OLYMPIA – Although Washington lawmakers are expected eventually to approve a budget that will spend billions more on education, some public school officials said they may have to write plans for the 2017-18 school year that cut spending and notify some teachers they could be laid off.
The problem revolves around timing: Some school districts are already preparing their budgets for the coming year, but the Legislature may be months away from a deal on the court-ordered overhaul of the way the state raises money and pays for public education.
The House of Representatives is scheduled to vote Wednesday on one set of reforms, which is significantly different than a plan that Senate Republicans moved through that chamber late last month.
With months of negotiations ahead, Gov. Jay Inslee and some Democratic lawmakers say the Legislature should make an immediate change in state law to guarantee districts won’t have less money from property taxes than they have this year. They want the Senate to pass a separate bill already approved by the House that provides a one-year delay to a scheduled reduction in most districts’ levy rates.
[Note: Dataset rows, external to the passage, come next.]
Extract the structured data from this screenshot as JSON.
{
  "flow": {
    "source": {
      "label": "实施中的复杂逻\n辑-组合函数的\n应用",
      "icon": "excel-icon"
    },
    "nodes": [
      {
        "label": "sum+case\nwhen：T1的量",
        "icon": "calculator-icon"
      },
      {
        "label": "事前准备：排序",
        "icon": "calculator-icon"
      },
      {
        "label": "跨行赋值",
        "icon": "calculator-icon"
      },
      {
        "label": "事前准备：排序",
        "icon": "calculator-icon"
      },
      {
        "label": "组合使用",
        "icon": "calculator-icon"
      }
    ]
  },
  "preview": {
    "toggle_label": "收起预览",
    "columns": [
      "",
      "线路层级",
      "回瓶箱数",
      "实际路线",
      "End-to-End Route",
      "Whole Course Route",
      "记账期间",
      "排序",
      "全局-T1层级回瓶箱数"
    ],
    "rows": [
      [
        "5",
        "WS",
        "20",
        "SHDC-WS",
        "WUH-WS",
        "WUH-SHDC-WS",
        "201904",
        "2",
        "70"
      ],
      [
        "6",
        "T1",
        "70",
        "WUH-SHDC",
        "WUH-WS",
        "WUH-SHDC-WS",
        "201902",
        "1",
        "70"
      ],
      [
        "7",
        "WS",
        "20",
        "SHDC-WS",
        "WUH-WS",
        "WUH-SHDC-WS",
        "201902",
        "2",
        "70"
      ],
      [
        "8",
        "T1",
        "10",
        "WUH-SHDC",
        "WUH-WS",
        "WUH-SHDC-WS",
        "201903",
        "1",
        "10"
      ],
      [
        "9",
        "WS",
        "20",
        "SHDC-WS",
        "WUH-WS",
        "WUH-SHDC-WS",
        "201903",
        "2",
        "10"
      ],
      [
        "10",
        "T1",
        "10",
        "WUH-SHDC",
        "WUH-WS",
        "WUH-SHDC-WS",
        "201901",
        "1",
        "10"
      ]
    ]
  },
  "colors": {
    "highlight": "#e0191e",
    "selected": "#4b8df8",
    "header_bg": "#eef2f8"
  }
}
But Republicans argue that the threat of this drop in property tax money, generally called the “levy cliff,” is needed to make sure the Legislature follows through on the last round of changes to the school system that were ordered by the state Supreme Court in 2012.
Without the pressure of the levy cliff, lawmakers might “take their foot off the gas pedal as far as solving the actual problem,” House Minority Leader Dan Kristiansen, R-Snohomish, said Monday.
“The bill just postpones the problem,” Kristiansen said of the one-year delay. “It just kicks the can down the road. Why would we do that?”
Senate Majority Leader Mark Schoesler, R-Ritzville, agreed: “I don’t think we’ve come to the levy cliff yet.”
At a press conference attended by four school superintendents Tuesday, Inslee scoffed at the idea the Legislature needs more pressure to reach a deal on school reform. The state is already under a contempt order from the court, which comes with a $100,000-per-day penalty. The Legislature hasn’t actually set aside money for the fine, or created a fund to hold it, but the Office of Financial Management does keep track of the amount owed, now about $56 million.
“How much more pressure do you need?” Inslee asked at the press conference. “That dog won’t hunt.”
School superintendents from Seattle, Federal Way, Lake Washington and Sunnyside said they were faced with the prospect of writing two budgets – one that assumes it will have the money provided by the extra property taxing authority, whether it comes from the local levy or state taxes; and one without the money that extra authority provides. The amount varies around the state, with Seatte Superintendent Larry Nyland estimating the latter budget will be about $30 million lower and Sunnyside Superintendent Kevin McKay saying his would be about $2 million less.
If the Legislature doesn’t pass an extension to the levy cliff by next Tuesday, Seattle Public Schools must by law begin the process of determining which teachers would get layoff notices, Nyland said. Sunnyside would start that process sometime in mid-March.
Spokane Public Schools will not write two budgets while it waits to see how the Legislature will overhaul school policy, Superintendent Shelley Redinger said. Instead it will write one budget and if the district’s levy authority drops without an increase from the state, it will pay for the difference out of reserves rather than notify teachers of possible layoffs.
But that’s not the ideal situation, Redinger added.
Medical Lake School Superintendent Timothy Ames said that district hasn’t reached the point of having to write two budgets yet, and its property tax levy is small enough part of its total revenue it can afford to watch, and wait. They’ll have to know about layoffs by May 1, to send out notices by May 15.
“We’re small enough to respond quickly,” Ames said. Legislators have given the district practice at that in recent years because they’ve regularly needed extra time to agree to the state budget that covers public schools.